Para o indigenista Carlos Travassos, que coordenou o setor de índios isolados da Funai em Brasília e hoje trabalha com os “guardiões”, os awás são hoje os isolados mais vulneráveis do país ao lado do chamado “índio do buraco”, em Rondônia, e dos piripkuras e kawahivas do rio Pardo, ambos em Mato Grosso.
“Nos outros três casos, pelo menos há alguma ação de proteção em andamento. O caso dos awás é o pior em termos de ameaças externas e das pressões que sofrem. A Arariboia é uma ilha verde, ao redor dela está tudo desmatado.”
No projeto de assentamento Brasilândia, que faz divisa com a Arariboia, três passagens de terra dão acesso livre a madeireiros e caçadores para o interior do território dos guajajaras e dos awás.
Não há destacamento da Polícia Militar, delegacia, guarita ou qualquer tipo de controle sobre a passagem de veículos.
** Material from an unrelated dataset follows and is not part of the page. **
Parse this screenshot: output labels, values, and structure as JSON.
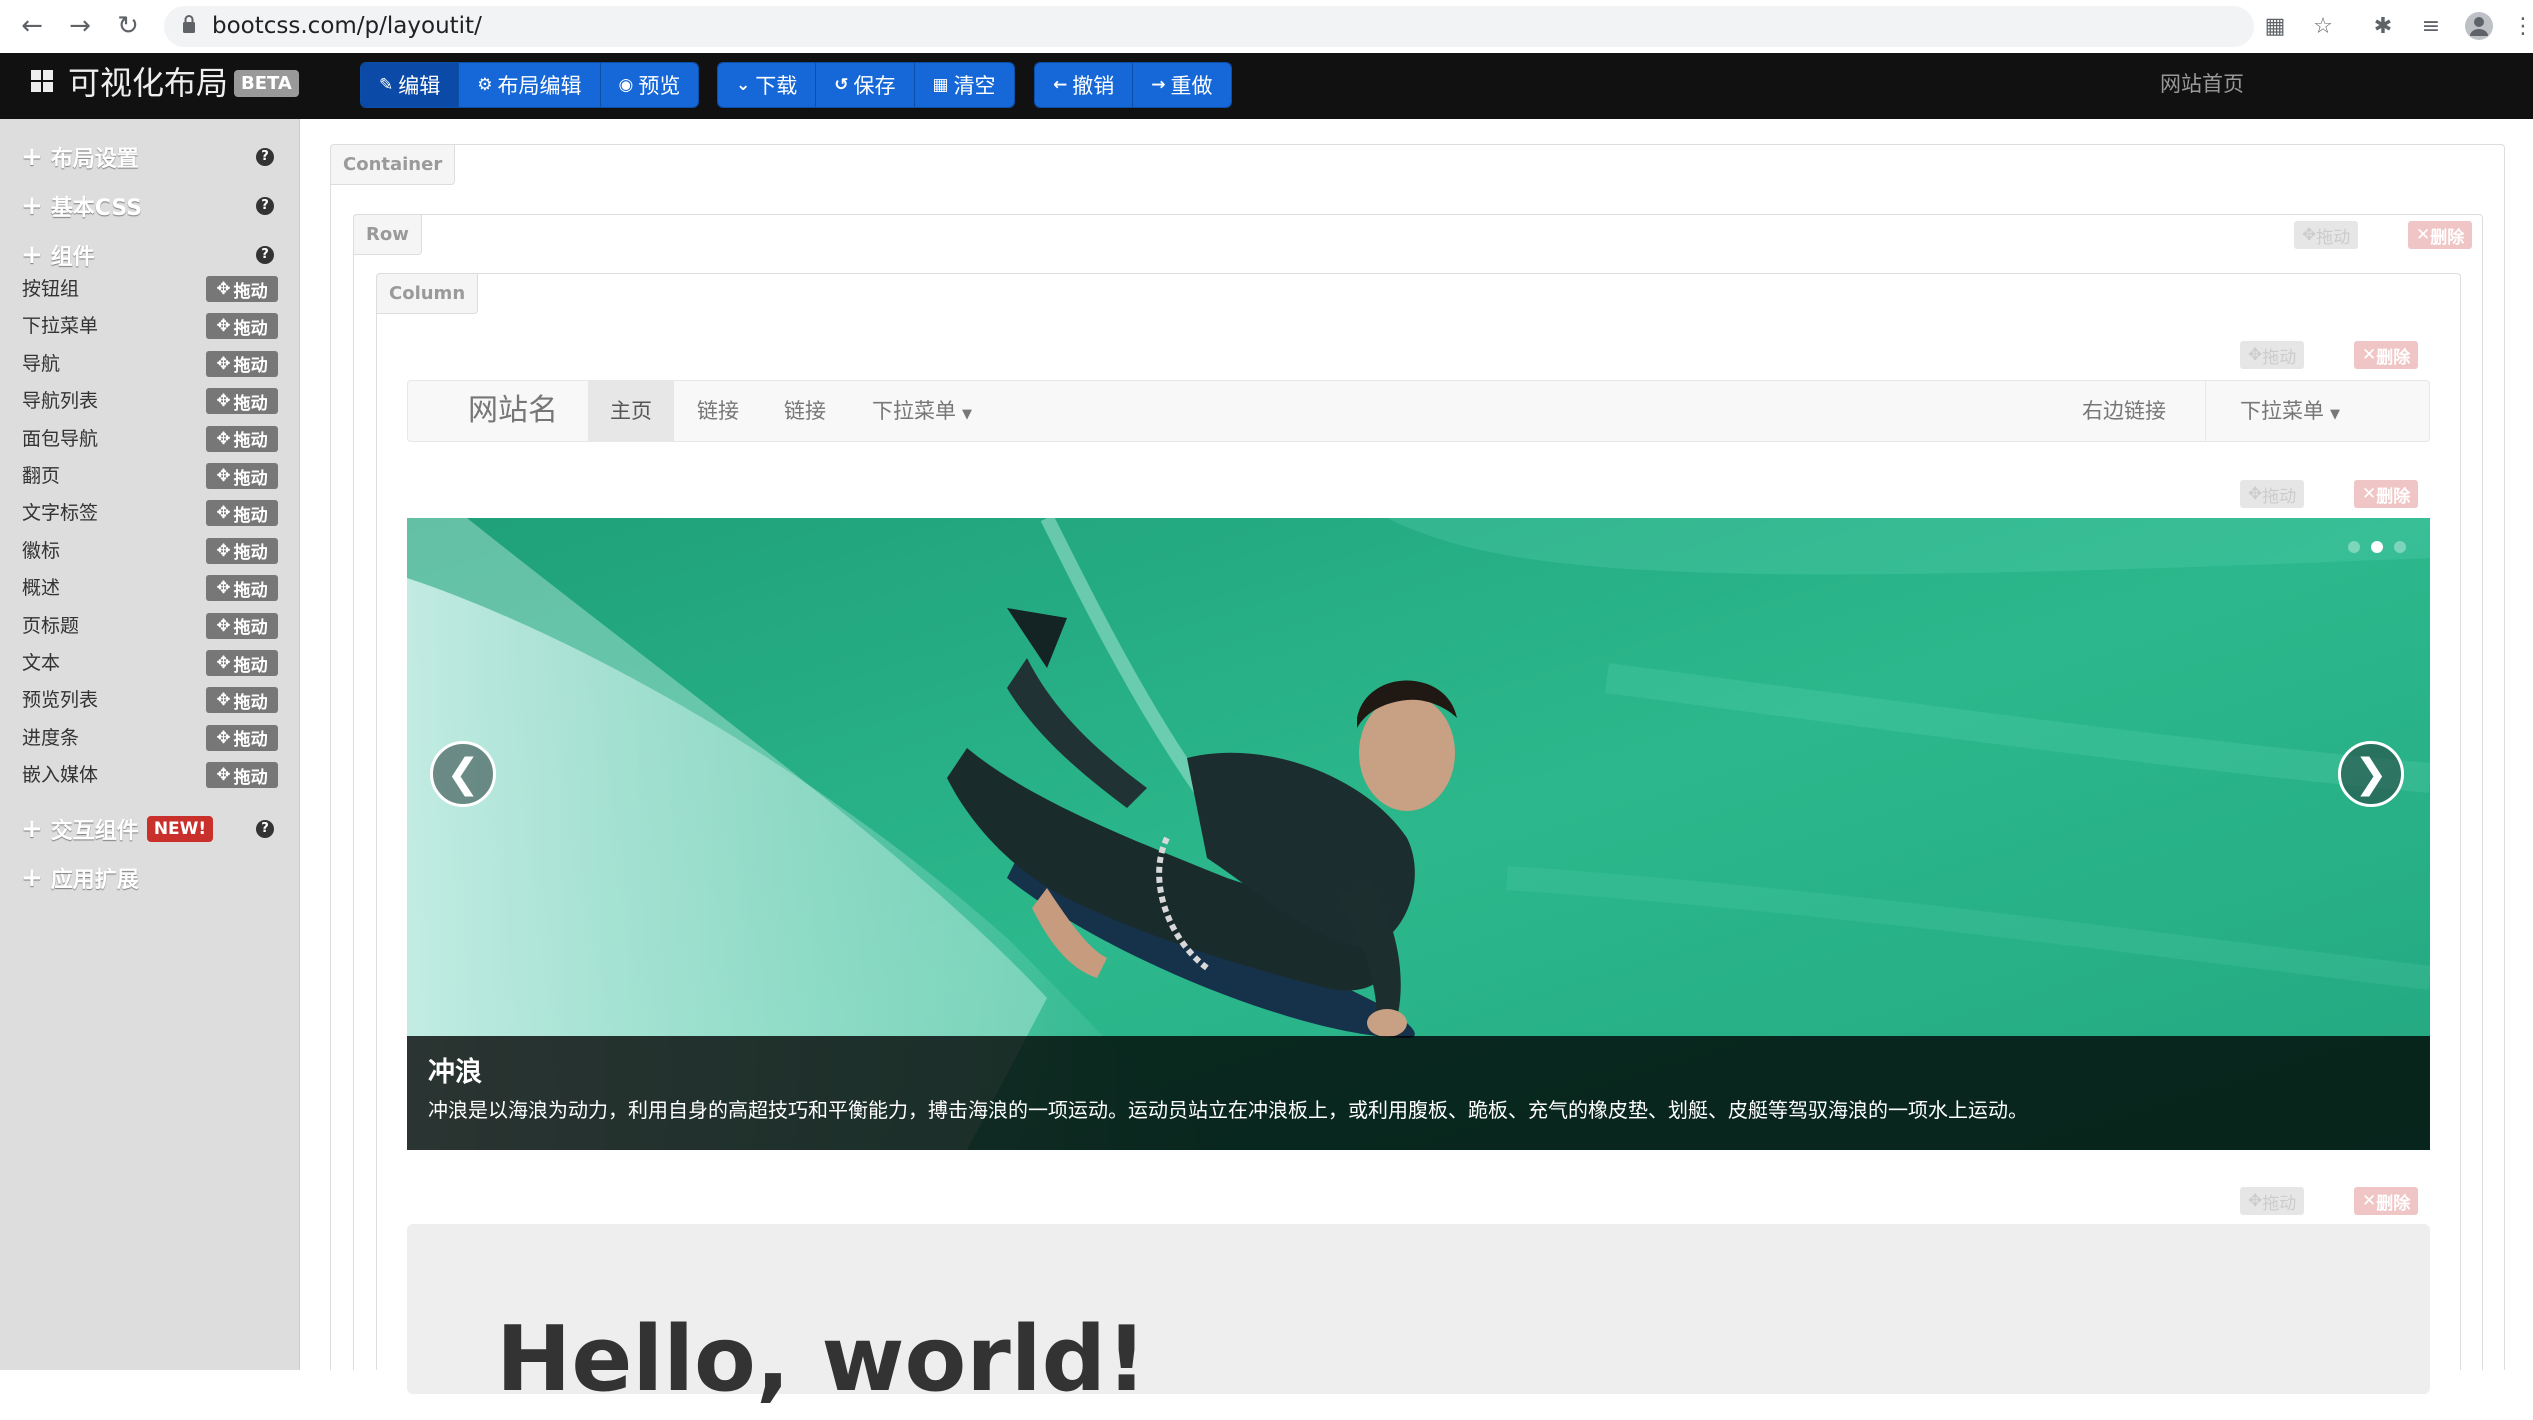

Caminhões entram vazios, a qualquer hora, e saem carregados de madeira.
Mesmo depois das mortes do “guardião da floresta” Paulo Paulino, 26, e do morador do povoado, Márcio Gleik Moreira Pereira, 37, no último dia 1º, nenhuma medida foi tomada pelas forças de segurança para impedir as invasões na Arariboia a partir de Brasilândia e diminuir o clima de tensão. A polícia só apareceu para tomar depoimentos sobre as mortes e logo foi embora.
O assentado Pedro Paulo Pereira de Souza, 62, presidente da associação dos moradores há mais de 16 anos, disse que as famílias iriam apoiar a presença permanente da polícia.
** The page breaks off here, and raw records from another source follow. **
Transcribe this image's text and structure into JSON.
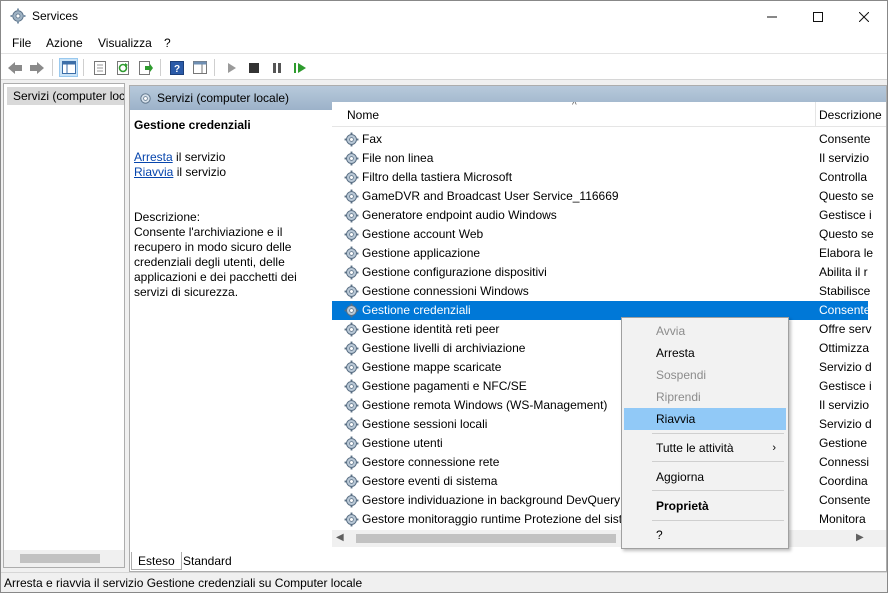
{
  "window": {
    "title": "Services"
  },
  "menu": [
    "File",
    "Azione",
    "Visualizza",
    "?"
  ],
  "tree": {
    "root_label": "Servizi (computer locale)"
  },
  "pane_header": "Servizi (computer locale)",
  "details": {
    "service_name": "Gestione credenziali",
    "stop_link": "Arresta",
    "stop_suffix": " il servizio",
    "restart_link": "Riavvia",
    "restart_suffix": " il servizio",
    "description_label": "Descrizione:",
    "description_text": "Consente l'archiviazione e il recupero in modo sicuro delle credenziali degli utenti, delle applicazioni e dei pacchetti dei servizi di sicurezza."
  },
  "columns": {
    "name": "Nome",
    "description": "Descrizione"
  },
  "services": [
    {
      "name": "Fax",
      "desc": "Consente"
    },
    {
      "name": "File non linea",
      "desc": "Il servizio"
    },
    {
      "name": "Filtro della tastiera Microsoft",
      "desc": "Controlla"
    },
    {
      "name": "GameDVR and Broadcast User Service_116669",
      "desc": "Questo se"
    },
    {
      "name": "Generatore endpoint audio Windows",
      "desc": "Gestisce i"
    },
    {
      "name": "Gestione account Web",
      "desc": "Questo se"
    },
    {
      "name": "Gestione applicazione",
      "desc": "Elabora le"
    },
    {
      "name": "Gestione configurazione dispositivi",
      "desc": "Abilita il r"
    },
    {
      "name": "Gestione connessioni Windows",
      "desc": "Stabilisce"
    },
    {
      "name": "Gestione credenziali",
      "desc": "Consente",
      "selected": true
    },
    {
      "name": "Gestione identità reti peer",
      "desc": "Offre serv"
    },
    {
      "name": "Gestione livelli di archiviazione",
      "desc": "Ottimizza"
    },
    {
      "name": "Gestione mappe scaricate",
      "desc": "Servizio d"
    },
    {
      "name": "Gestione pagamenti e NFC/SE",
      "desc": "Gestisce i"
    },
    {
      "name": "Gestione remota Windows (WS-Management)",
      "desc": "Il servizio"
    },
    {
      "name": "Gestione sessioni locali",
      "desc": "Servizio d"
    },
    {
      "name": "Gestione utenti",
      "desc": "Gestione"
    },
    {
      "name": "Gestore connessione rete",
      "desc": "Connessi"
    },
    {
      "name": "Gestore eventi di sistema",
      "desc": "Coordina"
    },
    {
      "name": "Gestore individuazione in background DevQuery",
      "desc": "Consente"
    },
    {
      "name": "Gestore monitoraggio runtime Protezione del sistema",
      "desc": "Monitora"
    }
  ],
  "context_menu": {
    "items": [
      {
        "label": "Avvia",
        "state": "disabled"
      },
      {
        "label": "Arresta",
        "state": "enabled"
      },
      {
        "label": "Sospendi",
        "state": "disabled"
      },
      {
        "label": "Riprendi",
        "state": "disabled"
      },
      {
        "label": "Riavvia",
        "state": "highlighted"
      },
      {
        "label": "Tutte le attività",
        "state": "submenu"
      },
      {
        "label": "Aggiorna",
        "state": "enabled"
      },
      {
        "label": "Proprietà",
        "state": "bold"
      },
      {
        "label": "?",
        "state": "enabled"
      }
    ]
  },
  "tabs": [
    "Esteso",
    "Standard"
  ],
  "status": "Arresta e riavvia il servizio Gestione credenziali su Computer locale",
  "colors": {
    "selection": "#0078d7",
    "menu_highlight": "#91c9f7",
    "header_band": "#a9bed3"
  }
}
“Aqui é rota de passagem. E a gente não pode identificar uma pessoa que está passando. Eu não sei se é ladrão, se é assaltante. Aqui deveria ter uma guarita, só passaria quem se identificasse, como tem nos Estados Unidos. Aqui não, é tudo livre, entra quem quer. Eu achava que seria bom demais a presença da polícia.”
Criada há mais de 20 anos pelo Incra, Brasilândia tem hoje 273 lotes. A associação, 140 famílias filiadas. O povoado fica a apenas oito quilômetros dos limites da Arariboia.
Até por volta de 2012 havia moradores envolvidos na compra e venda de madeira. Naquele ano, porém, o Ibama e a Funai fizeram uma grande operação e fecharam várias madeireiras no povoado.